One last vent and then I’m done, I promise. This has nothing to do with the packaging from publishers, but from the carriers themselves. Why are the boxes so dirty these days? I’m not sure what’s happening in the back of these trucks, but it’s so dusty that sometimes boxes that aren’t well sealed come in the store covered with a layer of grit and grime. And if I pick the box up the right way and use the “lift with your legs” method, my shirt gets dirty.
But, every day, a very large percentage of packages come unharmed, clean and ready to be put on the shelves, and let’s face it, any day where I get look at all the great books that come in is a pretty darned good day.
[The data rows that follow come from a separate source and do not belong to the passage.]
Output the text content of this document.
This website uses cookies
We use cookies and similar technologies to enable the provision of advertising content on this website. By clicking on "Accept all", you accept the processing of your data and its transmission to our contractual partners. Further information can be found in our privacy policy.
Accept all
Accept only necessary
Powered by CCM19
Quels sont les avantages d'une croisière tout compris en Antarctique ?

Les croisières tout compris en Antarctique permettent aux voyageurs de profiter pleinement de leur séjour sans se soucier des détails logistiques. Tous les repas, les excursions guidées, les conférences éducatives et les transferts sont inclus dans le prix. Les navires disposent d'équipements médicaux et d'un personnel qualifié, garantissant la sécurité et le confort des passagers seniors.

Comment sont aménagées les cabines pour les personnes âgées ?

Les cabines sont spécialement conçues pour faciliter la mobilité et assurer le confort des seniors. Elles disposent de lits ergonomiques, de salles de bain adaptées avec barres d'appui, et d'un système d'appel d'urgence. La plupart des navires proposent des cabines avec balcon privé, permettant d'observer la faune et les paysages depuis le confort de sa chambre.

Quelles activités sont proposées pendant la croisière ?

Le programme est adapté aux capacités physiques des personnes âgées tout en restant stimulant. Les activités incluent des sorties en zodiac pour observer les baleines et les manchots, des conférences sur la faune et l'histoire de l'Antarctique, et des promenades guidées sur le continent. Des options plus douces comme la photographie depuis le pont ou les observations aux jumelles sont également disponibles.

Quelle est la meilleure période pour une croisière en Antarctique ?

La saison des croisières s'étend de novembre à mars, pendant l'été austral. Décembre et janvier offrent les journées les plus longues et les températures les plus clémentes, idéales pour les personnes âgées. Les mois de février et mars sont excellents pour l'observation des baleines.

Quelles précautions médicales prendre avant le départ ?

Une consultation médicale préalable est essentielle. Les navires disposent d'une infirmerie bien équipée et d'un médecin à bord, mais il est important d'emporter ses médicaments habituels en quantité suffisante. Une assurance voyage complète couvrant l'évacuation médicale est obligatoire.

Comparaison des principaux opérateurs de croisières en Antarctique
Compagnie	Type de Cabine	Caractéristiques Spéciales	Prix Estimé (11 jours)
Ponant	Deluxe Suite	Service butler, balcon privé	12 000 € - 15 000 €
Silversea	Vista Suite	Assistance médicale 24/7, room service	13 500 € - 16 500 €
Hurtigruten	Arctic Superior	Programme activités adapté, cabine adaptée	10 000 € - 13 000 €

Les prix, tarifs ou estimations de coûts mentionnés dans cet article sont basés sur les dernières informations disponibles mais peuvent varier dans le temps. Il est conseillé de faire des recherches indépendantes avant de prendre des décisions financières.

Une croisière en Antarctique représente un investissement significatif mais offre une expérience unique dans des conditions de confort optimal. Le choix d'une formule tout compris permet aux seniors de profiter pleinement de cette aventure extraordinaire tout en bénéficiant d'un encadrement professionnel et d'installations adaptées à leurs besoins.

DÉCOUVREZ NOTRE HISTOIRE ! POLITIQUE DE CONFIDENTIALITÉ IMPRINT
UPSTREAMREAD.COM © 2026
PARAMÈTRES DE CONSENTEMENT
3 thoughts on “Let’s Talk About Shipping

  1. Carol Chittenden

    One peeve, one praise song:
    Too much merchandise arrives damaged because it was packed in such a way that it could move around inside the packaging, or the packaging couldn’t stand up to the stresses of shipping, or both. This is SO COSTLY, because it’s not only the goods, but also the staff time to follow up, two more shipping charges to get the same book back on the shelf, and all the paperwork of crediting the damaged goods. A small investment in training the warehouse staff would pay off bigtime.
    On the other hand, we put out a sign in front of our store offering “Good Clean Boxes Free: Ask Inside”. This maintains an equilibrium more or less continuously, and even the Baker & Taylor style boxes are greedily carried away for many further adventures. We often show them how to cut away the extra plastic shrinkwrap so it’s out of the way without exposing anything to the incredibly sticky adhesive below it. Our sign is actually on a box (the “Box Box”) so it only goes out when we actually have spares to offer.

  2. Kathy Isaacs

    My pet peeve is the single book that arrives between two pasted-together sheets of corrugated cardboard with a tiny scored strip that is supposed to be the opener. Two pairs of pliers are necessary to open this package and sometimes the cover gets damaged.
    On the good side, my UPS store will take any and all forms of bubble wrap and packages of air to reuse in their own packing.

  3. Melissa Posten

    I work at a wholesaler now rather than at a retail store, and the packing problems are even more ridiculous. We get things that look like someone stumbled over to the box with fifty books in their hands, threw them all up into the air, grabbed the box off the floor and ran around catching all the books with it. Then they slap some tape on it and off it goes!
    We get a lot of single copy damages within larger shipments. The favorite way of most pubs is to re-send these books alone in padded envelopes. Inevitably, the books are almost always damaged again, because they get bent in transit. Sometimes we’ve had a book come re-damaged three or four times.
    For awhile, one major publisher was shipping Big Books in these flat packages that weren’t sealed all the way around. The corners of the books would slide out and, you guessed it, get damaged.
    One small nonfiction publisher routinely hurls their books into boxes and stuffs wrapping paper or gift bag stuffing on top. Another uses PACKING PEANUTS. Packing peanuts should be illegal.
    I agree completely that the boxes that are glued should be outlawed.
    I think my true favorites, though, are the publishers who ship their boxes taped with nuclear-strength tape and then affix a giant sticker to the outside that says DO NOT OPEN WITH SHARP OBJECT. Am I supposed to open the box with the power of my mind?